The weather was lovely and there was a nice breeze. The trip up to the meadows was quiet, while the return was pretty packed with people (gotta get out early if you want a little solitude).

Like its name implies, the meadow was expansive. No idea how large the actual meadow is, but the park lists a north and south meadow (I didn’t hike to the south meadow, which was another .5 miles). I stopped for a quick lunch and enjoyed the beautiful grasses, flowers, butterflies, trees, and stream. Really was nice! I also saw several moose, a marmot and some chipmunks. Altogether it was definitely worth the wait.

Cascade Falls

This past Tuesday I hiked to Cascade Falls. A 7.14 mile hike with a 672 mile elevation gain, this trail provided me a nice workout.

My trek began with a nice view of a good-sized moose. Her smaller partner was hiding behind some willows so I couldn’t catch any pics of them.

The trail was a mix of meadows and forest with lots of birds, squirrels, and an occasional marmot. It was particularly rocky in spots, which I don’t particularly enjoy, but the falls were really nice. I’m always surprised at the level of sound a water fall generates. I was sitting about 10 yards from two other hikers who were holding a conversation, but I could only see there mouths move, as the sound of the waterfall dominated all other sounds. I love the unique solitude created by waterfalls.

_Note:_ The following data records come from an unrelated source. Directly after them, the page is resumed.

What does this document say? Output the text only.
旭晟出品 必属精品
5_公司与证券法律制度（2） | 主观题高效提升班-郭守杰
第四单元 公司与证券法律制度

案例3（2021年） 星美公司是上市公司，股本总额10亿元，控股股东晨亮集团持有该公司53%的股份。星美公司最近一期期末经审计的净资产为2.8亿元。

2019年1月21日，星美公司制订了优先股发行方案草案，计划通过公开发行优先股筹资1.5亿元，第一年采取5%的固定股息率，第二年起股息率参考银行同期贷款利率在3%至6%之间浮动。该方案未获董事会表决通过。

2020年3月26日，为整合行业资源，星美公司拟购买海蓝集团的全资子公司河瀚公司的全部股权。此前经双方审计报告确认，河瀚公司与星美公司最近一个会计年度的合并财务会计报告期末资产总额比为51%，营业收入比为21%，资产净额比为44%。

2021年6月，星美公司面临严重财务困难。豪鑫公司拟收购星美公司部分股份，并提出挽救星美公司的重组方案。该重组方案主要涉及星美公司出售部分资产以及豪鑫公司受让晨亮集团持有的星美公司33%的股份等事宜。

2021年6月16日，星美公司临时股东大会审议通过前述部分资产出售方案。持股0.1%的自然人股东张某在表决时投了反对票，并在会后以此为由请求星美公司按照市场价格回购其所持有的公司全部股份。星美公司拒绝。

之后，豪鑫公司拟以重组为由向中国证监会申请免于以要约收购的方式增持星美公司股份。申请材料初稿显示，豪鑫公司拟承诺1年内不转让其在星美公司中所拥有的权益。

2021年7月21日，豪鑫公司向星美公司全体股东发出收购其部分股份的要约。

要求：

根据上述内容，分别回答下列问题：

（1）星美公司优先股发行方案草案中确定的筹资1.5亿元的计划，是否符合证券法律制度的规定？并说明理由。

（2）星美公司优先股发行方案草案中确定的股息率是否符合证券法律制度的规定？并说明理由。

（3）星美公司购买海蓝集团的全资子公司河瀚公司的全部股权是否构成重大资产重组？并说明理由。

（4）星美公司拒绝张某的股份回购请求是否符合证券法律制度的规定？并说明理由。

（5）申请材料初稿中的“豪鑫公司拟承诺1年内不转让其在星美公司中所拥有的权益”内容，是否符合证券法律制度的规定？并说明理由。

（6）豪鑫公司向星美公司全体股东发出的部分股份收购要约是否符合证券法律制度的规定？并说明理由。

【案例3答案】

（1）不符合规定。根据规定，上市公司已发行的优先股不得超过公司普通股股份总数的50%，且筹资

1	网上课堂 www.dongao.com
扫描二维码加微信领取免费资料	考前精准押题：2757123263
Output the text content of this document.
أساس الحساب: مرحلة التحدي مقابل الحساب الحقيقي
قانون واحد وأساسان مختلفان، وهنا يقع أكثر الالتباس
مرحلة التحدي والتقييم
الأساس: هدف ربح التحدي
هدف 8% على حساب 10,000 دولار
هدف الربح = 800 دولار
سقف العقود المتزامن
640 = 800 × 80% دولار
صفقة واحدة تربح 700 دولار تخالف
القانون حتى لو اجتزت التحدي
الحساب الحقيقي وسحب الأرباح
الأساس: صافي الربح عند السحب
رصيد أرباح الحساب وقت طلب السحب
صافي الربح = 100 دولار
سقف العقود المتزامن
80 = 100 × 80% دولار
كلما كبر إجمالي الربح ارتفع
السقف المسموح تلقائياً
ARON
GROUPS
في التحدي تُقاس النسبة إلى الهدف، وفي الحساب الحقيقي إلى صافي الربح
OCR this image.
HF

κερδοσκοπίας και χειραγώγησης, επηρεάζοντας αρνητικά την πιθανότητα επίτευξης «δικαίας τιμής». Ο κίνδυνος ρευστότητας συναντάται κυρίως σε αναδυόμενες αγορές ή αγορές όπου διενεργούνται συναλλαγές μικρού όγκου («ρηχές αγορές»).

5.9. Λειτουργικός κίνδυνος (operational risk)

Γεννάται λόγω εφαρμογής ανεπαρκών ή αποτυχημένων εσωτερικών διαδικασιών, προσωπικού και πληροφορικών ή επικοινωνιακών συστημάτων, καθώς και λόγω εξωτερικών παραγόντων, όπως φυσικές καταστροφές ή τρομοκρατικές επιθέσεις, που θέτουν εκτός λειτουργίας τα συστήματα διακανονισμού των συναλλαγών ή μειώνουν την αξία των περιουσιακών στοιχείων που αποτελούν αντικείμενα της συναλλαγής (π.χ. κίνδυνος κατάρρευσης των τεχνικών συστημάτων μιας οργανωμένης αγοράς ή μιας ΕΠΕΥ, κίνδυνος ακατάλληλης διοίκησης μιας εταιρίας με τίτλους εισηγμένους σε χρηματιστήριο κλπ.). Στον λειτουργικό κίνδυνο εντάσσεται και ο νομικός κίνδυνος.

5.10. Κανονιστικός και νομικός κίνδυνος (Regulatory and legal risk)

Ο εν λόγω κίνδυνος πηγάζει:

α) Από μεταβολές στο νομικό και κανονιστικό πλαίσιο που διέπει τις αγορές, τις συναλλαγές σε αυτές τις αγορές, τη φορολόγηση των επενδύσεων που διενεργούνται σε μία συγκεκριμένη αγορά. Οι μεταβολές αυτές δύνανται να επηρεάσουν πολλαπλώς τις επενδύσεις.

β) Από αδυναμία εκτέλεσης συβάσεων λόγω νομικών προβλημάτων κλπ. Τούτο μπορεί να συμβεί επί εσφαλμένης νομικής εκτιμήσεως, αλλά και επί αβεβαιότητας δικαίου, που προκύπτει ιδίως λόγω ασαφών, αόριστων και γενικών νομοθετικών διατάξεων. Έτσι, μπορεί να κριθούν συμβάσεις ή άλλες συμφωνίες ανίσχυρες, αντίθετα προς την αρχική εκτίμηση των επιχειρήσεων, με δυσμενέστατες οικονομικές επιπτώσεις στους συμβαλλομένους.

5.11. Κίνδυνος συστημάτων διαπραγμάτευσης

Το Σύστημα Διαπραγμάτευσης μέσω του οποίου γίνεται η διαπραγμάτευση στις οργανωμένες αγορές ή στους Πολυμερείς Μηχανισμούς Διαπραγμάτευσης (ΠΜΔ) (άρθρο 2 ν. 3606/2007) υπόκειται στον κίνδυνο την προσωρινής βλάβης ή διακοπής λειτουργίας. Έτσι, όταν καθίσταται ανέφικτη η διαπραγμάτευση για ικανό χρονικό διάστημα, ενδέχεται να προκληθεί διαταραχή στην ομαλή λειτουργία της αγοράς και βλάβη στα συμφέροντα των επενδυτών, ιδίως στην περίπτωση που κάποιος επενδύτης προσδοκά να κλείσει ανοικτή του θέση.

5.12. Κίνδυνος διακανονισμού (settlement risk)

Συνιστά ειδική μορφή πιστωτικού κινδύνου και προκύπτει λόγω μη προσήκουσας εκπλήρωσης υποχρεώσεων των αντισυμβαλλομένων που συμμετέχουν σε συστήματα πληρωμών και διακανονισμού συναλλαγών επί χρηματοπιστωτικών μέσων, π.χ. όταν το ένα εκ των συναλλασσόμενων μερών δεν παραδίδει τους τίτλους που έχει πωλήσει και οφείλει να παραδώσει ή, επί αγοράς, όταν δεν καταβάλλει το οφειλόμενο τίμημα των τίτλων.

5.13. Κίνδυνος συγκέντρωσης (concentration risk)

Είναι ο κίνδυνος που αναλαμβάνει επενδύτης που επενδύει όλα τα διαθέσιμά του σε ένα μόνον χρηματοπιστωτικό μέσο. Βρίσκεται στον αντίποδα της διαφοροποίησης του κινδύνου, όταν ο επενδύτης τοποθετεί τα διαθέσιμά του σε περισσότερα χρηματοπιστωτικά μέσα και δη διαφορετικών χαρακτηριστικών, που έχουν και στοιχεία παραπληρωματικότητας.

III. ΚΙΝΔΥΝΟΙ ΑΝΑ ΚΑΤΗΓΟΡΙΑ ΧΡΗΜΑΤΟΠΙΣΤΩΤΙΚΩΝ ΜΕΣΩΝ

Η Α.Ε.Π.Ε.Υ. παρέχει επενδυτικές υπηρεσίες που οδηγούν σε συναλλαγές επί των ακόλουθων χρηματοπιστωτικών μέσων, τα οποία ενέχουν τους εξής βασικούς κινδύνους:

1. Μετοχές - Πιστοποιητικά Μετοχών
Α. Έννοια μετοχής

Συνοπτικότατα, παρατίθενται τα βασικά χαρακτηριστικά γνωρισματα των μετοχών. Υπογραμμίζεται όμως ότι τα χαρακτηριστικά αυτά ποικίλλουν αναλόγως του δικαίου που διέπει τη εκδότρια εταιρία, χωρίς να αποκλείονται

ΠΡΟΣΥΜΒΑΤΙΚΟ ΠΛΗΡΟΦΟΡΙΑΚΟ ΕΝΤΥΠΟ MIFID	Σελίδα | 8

Cascade Falls is a nice hike for any person (if I can do it, anyone can). It is a heavily-used trail so this isn’t the one for you if you want some quiet. All in all, it was a great morning. Below are the pics from the hike.

Hike and Overnight Camp

Tuesday I went for a 9.6-mile hike and camped overnight. I started out at the Shadow Mountain Dam and followed the Continental Divide Trail to the Arapaho Bay Roaring Fork Campground. Lots of pretty flowers and the views were amazing, especially when I reached Knight Ridge. Pretty exhausted once I arrived at the campground.

Set up my tent, had some food, started a fire and read a couple of chapters from Peter Heller’s Celine. Stayed up till around 11 pm so I could check out the beautiful sky with all the stars above. Truly amazing night.